Nesse cenário, na ponta do crédito, além de trades oportunísticos – como uma debênture de Kora que estava pagando CDI+13% – a Polo tem apostado em empresas verticalizadas, que tem mais controle de custos na sua cadeia, principalmente Rede D’or e Hapvida.
“A combinação de alta alavancagem e baixo poder de barganha com os planos de saúde – seja por um ambiente competitivo intenso, seja pelo baixo poder de marca - além de capex ainda altos a margens deprimidas (como é o business de distribuição) nos parecem ingredientes desfavoráveis para realizar investimentos pelo fundo”, ponderam os analistas.
“A Rede D'Or apresentou um de-risk importante ao unir-se com a Sulamérica, de forma que fizemos nossa primeira aquisição de dívidas da cia após a divulgação do primeiro balanço consolidado entre elas, quando as taxas estavam em 2.69% e hoje já estão em 1.65%”, diz a gestora.
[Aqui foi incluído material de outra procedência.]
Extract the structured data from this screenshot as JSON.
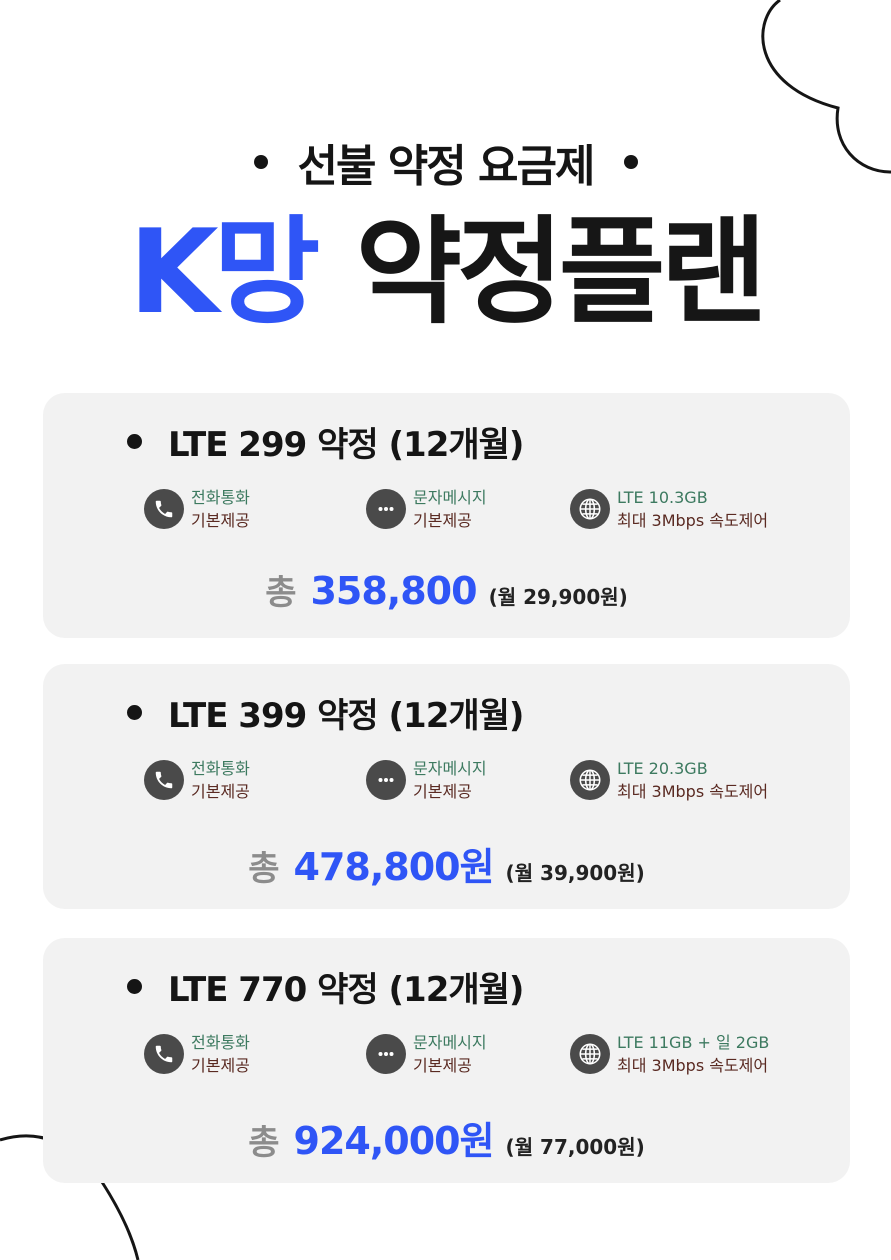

Na Hapvida, a visão é que o follow-on feito no ano passado ajudaria a desalavancar a companhia e dar fôlego para a captura de sinergias com a Intermédica. A Polo entrou na dívida antes da oferta de ações, quando viu que a família Pinheiro estava se desfazendo de ações da M. Dias Branco para ganhar liquidez para entrar na operação.
“As primeiras alocações que fizemos em Hapvida, que se encontrava prejudicada pelo contexto macro, foram a taxas de 3.65% (que hoje estão em 1.53%)”, diz a gestora.